Kur’an’ı en kâmil manada sünnetle, Resulullah (s.a.v.) Efendimiz’in hayatıyla anlarız; çünkü o canlı Kur’an’dır, Kur’an’ı en iyi bilen, en kâmil manada yaşayandır. Bir fiil ki, bir hal ki, bir amel ki Resulullah (s.a.v.) Efendimiz’in sünnetine uymuyorsa o batıldır, bidattir. Dolayısıyla o fiil, hal, amel Kur’an’a, Allah’ın muradına da
uymuyor demektir.
Resulullah (s.a.v.) Efendimiz canlı Kur’an’sa bu durumda onu Kur’an ile tanımak gerekir. Resulullah (s.a.v.) Efendimiz’i en kısa yoldan, en öz manada Kur’an’ın özü olan Fatiha ile tanıyabiliriz. Resulullah (s.a.v.) Efendimiz’i karşımıza koyup, onu Fatiha ile anlamaya, tanımaya çalışmalıyız.
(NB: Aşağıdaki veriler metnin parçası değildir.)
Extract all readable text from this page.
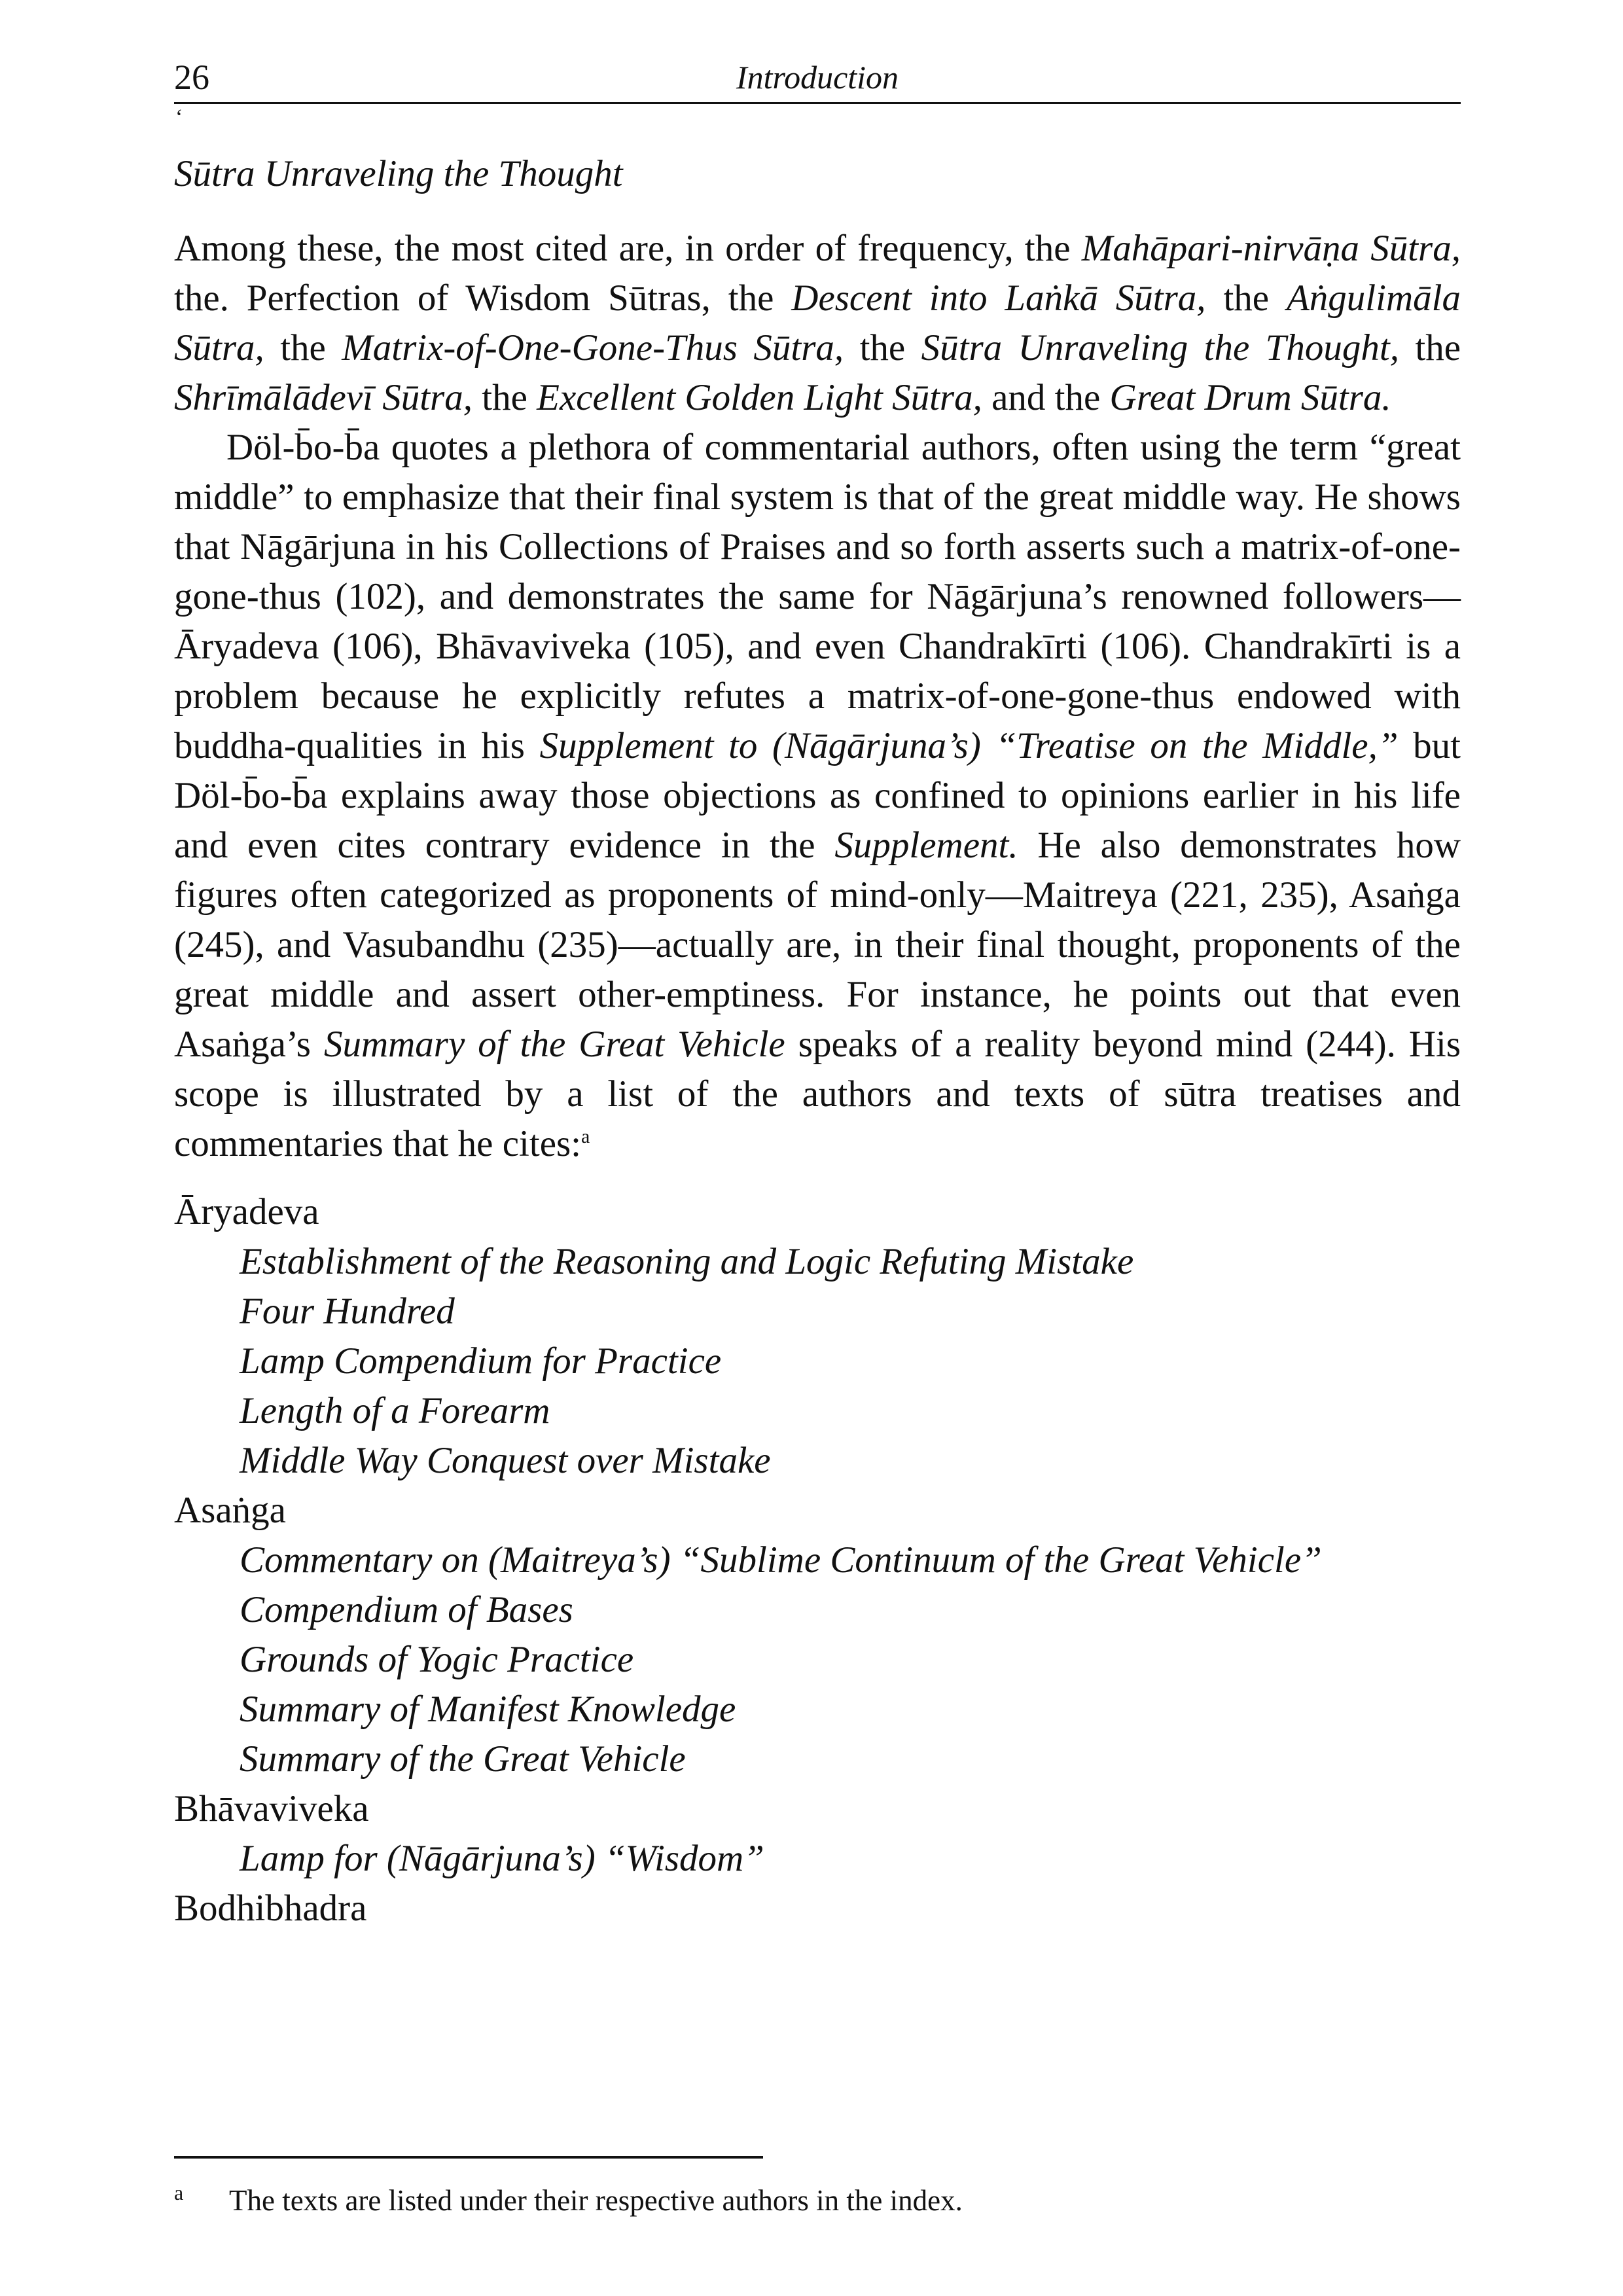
26	Introduction
‘

Sūtra Unraveling the Thought

Among these, the most cited are, in order of frequency, the Mahāpari-nirvāṇa Sūtra, the. Perfection of Wisdom Sūtras, the Descent into Laṅkā Sūtra, the Aṅgulimāla Sūtra, the Matrix-of-One-Gone-Thus Sūtra, the Sūtra Unraveling the Thought, the Shrīmālādevī Sūtra, the Excellent Golden Light Sūtra, and the Great Drum Sūtra.

Döl-b̄o-b̄a quotes a plethora of commentarial authors, often using the term “great middle” to emphasize that their final system is that of the great middle way. He shows that Nāgārjuna in his Collections of Praises and so forth asserts such a matrix-of-one-gone-thus (102), and demonstrates the same for Nāgārjuna’s renowned followers—Āryadeva (106), Bhāvaviveka (105), and even Chandrakīrti (106). Chandrakīrti is a problem because he explicitly refutes a matrix-of-one-gone-thus endowed with buddha-qualities in his Supplement to (Nāgārjuna’s) “Treatise on the Middle,” but Döl-b̄o-b̄a explains away those objections as confined to opinions earlier in his life and even cites contrary evidence in the Supplement. He also demonstrates how figures often categorized as proponents of mind-only—Maitreya (221, 235), Asaṅga (245), and Vasubandhu (235)—actually are, in their final thought, proponents of the great middle and assert other-emptiness. For instance, he points out that even Asaṅga’s Summary of the Great Vehicle speaks of a reality beyond mind (244). His scope is illustrated by a list of the authors and texts of sūtra treatises and commentaries that he cites:$^a$

Āryadeva

Establishment of the Reasoning and Logic Refuting Mistake

Four Hundred

Lamp Compendium for Practice

Length of a Forearm

Middle Way Conquest over Mistake

Asaṅga

Commentary on (Maitreya’s) “Sublime Continuum of the Great Vehicle”

Compendium of Bases

Grounds of Yogic Practice

Summary of Manifest Knowledge

Summary of the Great Vehicle

Bhāvaviveka

Lamp for (Nāgārjuna’s) “Wisdom”

Bodhibhadra

a The texts are listed under their respective authors in the index.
Allah’ı, Resulullah (s.a.v.) Efendimiz’i hayali bir şekilde değil, “belki şöyledir, belki böyledir” demekle değil en kâmil manada Kur’an ile tanımak gerekir.
Aynı şekilde kendimizi de Resulullah (s.a.v.) Efendimiz’le kıyaslamamız gerekir; yani aynaya bakıp “acaba ona ne kadar benziyoruz, ona ne kadar iman etmişiz, onunla ne kadar birlikte olmuşuz, ona ne kadar uymuşuz” dememiz gerekir.